To: John F. Dowd who wrote (32771)11/7/1999 9:54:00 PM
From: Bob Drzyzgula  Respond to of 74651
 
You and the judge are a little late in your pronouncement of MSFT's hegemony

I've been bemoaning Microsoft's hegemony since before Windows 95. Just not here, sorry. I have no idea when the Judge first made such a conclusion. Keep in mind also, that Microsoft wasn't always a monopoly.

Sun/Unix is the industrial-strength answer, just not to every question.

Many IT professionals look forward to the introduction of W2K because there is always hope that it will be less horrible than NT 4.0. One needs to consider the preferences of IT managers and IT professionals separately.

I did not attempt to identify the reasons why the applications showed up on Windows and not on Unix. I only observe that they did. What I was pointing out was Microsoft's undoubtedly illegal efforts to keep them there, and only there.

I did see that post. I know very little about Judge Jackson personally. I say: Politics are politics. You can probably find such statements regarding almost any person you choose in high-level public service.

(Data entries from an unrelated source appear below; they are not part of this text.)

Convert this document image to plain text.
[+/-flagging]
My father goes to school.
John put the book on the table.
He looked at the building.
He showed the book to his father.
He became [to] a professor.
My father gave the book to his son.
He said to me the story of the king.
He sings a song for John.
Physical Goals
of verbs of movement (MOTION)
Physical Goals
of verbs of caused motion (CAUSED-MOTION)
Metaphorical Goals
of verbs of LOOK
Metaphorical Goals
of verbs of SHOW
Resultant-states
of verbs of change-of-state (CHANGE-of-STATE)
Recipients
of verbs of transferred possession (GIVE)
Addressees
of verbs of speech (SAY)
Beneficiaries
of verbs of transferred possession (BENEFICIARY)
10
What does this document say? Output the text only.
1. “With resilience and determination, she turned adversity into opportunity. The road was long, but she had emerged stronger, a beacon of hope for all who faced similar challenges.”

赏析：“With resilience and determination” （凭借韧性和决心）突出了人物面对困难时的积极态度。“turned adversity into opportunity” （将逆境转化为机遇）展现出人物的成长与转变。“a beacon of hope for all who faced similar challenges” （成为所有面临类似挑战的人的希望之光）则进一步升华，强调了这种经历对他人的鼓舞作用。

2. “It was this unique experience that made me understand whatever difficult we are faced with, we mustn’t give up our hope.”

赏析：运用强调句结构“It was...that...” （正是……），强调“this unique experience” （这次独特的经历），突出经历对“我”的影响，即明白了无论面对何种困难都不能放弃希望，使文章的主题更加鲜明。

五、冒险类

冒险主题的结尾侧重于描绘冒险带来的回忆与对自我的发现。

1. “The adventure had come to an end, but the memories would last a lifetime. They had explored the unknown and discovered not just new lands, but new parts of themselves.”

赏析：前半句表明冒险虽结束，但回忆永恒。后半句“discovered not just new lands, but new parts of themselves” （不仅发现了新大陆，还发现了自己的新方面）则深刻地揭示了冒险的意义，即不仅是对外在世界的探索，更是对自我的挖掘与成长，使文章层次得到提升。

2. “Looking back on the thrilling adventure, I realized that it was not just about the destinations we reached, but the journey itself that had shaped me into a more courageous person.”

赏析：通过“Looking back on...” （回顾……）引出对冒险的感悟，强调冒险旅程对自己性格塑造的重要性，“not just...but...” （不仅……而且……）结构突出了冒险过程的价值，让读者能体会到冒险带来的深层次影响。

Yes, a poor workman will blame his tools. I assume from this that you suggest that I am a poor workman? Perhaps, but I'm not blaming NT for anything but being a pain in the behind that just makes my job that much more difficult. I didn't say I can't do my job because of Windows, or even that the job that I do is shoddy because of Windows. Given only a pocket knife, a crayon and a yardstick, a fine craftsman could probably still build an elegant oak chair. But expecting him to do it at the same cost and in the same amount of time as it would take if he had a shop full of the finest tools available, and in particular to not cuss up a blue streak the whole time he works on it, is a bit much.